A path has been cleared to the Final Four for this season’s outstanding UCLA team, but often this is a road not taken. This could become a team for the ages, or a team that after tonight won’t be “a look-backer,” as Guy V. Lewis would say. New Mexico State isn’t going to like this 1,000-1 business, any more than North Carolina State liked being compared to a dancing elephant.

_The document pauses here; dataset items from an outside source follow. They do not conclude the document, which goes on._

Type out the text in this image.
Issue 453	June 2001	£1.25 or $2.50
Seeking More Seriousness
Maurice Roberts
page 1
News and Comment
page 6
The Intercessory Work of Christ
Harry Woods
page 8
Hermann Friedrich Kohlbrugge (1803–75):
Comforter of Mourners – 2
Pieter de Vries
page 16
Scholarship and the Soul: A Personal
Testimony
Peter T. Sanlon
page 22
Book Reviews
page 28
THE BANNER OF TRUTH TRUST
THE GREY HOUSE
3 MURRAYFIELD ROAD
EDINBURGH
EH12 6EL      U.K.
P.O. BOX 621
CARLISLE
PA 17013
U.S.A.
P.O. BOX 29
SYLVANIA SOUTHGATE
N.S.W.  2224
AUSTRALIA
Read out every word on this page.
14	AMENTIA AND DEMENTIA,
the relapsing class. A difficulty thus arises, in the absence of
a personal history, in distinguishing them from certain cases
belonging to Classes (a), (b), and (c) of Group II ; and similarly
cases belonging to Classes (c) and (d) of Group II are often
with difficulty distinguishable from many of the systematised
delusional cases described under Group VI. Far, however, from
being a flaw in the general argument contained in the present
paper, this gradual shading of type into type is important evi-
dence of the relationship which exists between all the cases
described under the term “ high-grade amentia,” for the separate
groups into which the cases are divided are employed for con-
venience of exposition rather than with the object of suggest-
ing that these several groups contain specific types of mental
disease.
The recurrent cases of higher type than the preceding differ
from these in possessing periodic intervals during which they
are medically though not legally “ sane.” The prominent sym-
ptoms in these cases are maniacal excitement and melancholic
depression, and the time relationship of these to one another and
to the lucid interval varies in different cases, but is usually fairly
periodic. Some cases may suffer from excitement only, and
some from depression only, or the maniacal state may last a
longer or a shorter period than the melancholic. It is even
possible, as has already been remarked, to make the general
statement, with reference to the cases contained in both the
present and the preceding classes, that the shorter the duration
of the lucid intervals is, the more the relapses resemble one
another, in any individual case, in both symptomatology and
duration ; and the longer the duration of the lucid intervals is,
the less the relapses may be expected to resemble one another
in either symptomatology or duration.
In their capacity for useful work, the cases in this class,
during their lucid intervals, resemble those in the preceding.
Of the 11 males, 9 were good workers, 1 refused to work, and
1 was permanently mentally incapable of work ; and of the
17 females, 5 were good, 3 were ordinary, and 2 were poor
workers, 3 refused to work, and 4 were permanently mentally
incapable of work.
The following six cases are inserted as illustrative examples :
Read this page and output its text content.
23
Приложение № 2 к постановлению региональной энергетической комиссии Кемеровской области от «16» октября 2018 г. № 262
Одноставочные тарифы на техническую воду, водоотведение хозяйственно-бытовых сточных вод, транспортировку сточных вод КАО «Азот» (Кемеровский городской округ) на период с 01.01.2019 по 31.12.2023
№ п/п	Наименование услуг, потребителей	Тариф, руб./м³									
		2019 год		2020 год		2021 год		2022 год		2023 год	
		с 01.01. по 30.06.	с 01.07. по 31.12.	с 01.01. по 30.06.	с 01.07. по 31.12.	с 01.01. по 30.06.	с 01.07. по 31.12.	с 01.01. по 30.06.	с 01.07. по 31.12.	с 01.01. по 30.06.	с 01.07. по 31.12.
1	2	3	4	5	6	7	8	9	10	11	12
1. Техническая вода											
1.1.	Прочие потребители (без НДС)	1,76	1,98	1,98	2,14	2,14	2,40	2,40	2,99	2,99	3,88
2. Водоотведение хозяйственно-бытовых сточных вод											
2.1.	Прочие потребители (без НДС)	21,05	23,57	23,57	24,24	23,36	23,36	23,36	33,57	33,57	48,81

For its part, Albuquerque is ready. Not since ’83 has the city played host to a sporting event of such nationwide prominence, and a Page 1 piece in Wednesday’s Albuquerque Journal sports section delivered the most mouth-watering news of the tournament so far: “Tourney Fans at Pit Will Drool Over Top-Notch Nachos, Basketball,” informing readers over the course of 20 paragraphs that nachos will be on sale at the arena for the usual price of $1.75, made as always with No. 10 cans of J. Hungerford Smith Sharp Aged Cheddar Cheese Sauce.

That’s all I really wanted to know on this, my first return trip to Albuquerque since the famous upset of Phi Slamma Jamma--oh, except for the fact that I did learn that Lorenzo Charles is now playing for the Raleigh (N.C.) Bulldogs of the Global Basketball Assn., whatever that is.

Some people look back because it’s the best they’ve ever looked.